Microservices Event-Driven Communication with Streaming Databases

Microservices Event-Driven Communication with Streaming Databases

CQRS and Event Sourcing with Streaming SQL

Microservices traditionally communicate via synchronous HTTP APIs or asynchronous message queues. Event-driven communication with a streaming database adds a third option: services publish events to Kafka, and a streaming database maintains cross-service materialized views that any service can query.

Architecture

Service A → Kafka (order events) → RisingWave → Cross-service views
Service B → Kafka (payment events) →              ↓
Service C → Kafka (shipping events) →     Query via PostgreSQL
-- Unified order status combining events from 3 services
CREATE MATERIALIZED VIEW order_status AS
SELECT o.order_id, o.customer_id, o.amount,
  p.payment_status, p.paid_at,
  s.shipping_status, s.tracking_number
FROM order_events o
LEFT JOIN payment_events p ON o.order_id = p.order_id
LEFT JOIN shipping_events s ON o.order_id = s.order_id;

Any service queries order_status for the complete picture — no service-to-service API calls.

Frequently Asked Questions

How is this different from an API gateway?
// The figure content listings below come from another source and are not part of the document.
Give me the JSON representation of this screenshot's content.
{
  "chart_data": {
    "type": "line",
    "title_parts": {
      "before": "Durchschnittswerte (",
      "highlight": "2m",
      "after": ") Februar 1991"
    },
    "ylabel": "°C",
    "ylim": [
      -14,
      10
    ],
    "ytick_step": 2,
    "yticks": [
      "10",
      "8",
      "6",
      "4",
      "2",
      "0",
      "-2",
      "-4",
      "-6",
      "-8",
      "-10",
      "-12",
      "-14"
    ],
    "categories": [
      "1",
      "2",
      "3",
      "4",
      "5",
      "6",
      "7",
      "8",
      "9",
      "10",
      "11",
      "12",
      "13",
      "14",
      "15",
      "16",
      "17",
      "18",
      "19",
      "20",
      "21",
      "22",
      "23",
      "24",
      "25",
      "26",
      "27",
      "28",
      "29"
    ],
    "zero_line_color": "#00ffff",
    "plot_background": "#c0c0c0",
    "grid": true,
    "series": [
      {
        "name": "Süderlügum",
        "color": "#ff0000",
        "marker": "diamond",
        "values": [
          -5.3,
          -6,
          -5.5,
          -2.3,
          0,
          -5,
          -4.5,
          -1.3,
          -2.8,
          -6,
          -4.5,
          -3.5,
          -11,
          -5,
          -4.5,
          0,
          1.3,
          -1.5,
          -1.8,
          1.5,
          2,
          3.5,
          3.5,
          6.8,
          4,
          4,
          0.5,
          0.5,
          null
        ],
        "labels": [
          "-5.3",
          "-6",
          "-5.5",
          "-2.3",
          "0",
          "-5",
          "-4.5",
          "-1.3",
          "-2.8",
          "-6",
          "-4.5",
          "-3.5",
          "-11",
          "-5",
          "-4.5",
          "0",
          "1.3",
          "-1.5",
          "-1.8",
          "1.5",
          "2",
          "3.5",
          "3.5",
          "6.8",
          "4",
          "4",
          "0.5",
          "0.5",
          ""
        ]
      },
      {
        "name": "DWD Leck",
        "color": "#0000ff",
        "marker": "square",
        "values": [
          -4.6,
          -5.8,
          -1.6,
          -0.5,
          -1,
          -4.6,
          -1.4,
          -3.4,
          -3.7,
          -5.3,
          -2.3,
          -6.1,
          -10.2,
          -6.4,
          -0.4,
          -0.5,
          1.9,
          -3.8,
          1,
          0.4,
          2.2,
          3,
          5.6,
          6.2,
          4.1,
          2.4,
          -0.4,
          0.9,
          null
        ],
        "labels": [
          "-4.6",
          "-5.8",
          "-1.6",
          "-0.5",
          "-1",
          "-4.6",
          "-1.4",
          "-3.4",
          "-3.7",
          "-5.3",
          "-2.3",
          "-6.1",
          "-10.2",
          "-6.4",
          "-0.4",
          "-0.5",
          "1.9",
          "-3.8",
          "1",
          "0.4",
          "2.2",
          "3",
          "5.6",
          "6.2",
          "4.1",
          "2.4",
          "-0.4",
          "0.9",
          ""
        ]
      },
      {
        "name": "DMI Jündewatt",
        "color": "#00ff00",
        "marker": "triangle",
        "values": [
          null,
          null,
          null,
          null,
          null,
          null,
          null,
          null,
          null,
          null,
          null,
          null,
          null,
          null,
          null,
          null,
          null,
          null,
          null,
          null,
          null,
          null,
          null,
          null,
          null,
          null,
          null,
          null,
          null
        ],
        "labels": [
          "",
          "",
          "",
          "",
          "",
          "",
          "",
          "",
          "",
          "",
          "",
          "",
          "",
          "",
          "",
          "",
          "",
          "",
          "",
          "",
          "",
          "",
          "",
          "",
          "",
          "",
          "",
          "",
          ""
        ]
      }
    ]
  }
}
An API gateway routes requests to services. A streaming database pre-computes cross-service views from events. The key difference: no runtime API calls between services. The view is always ready.

Does this create a single point of failure?

The streaming database is a read model, not the source of truth. If it goes down, services still communicate via Kafka. The read model rebuilds from Kafka events when it recovers.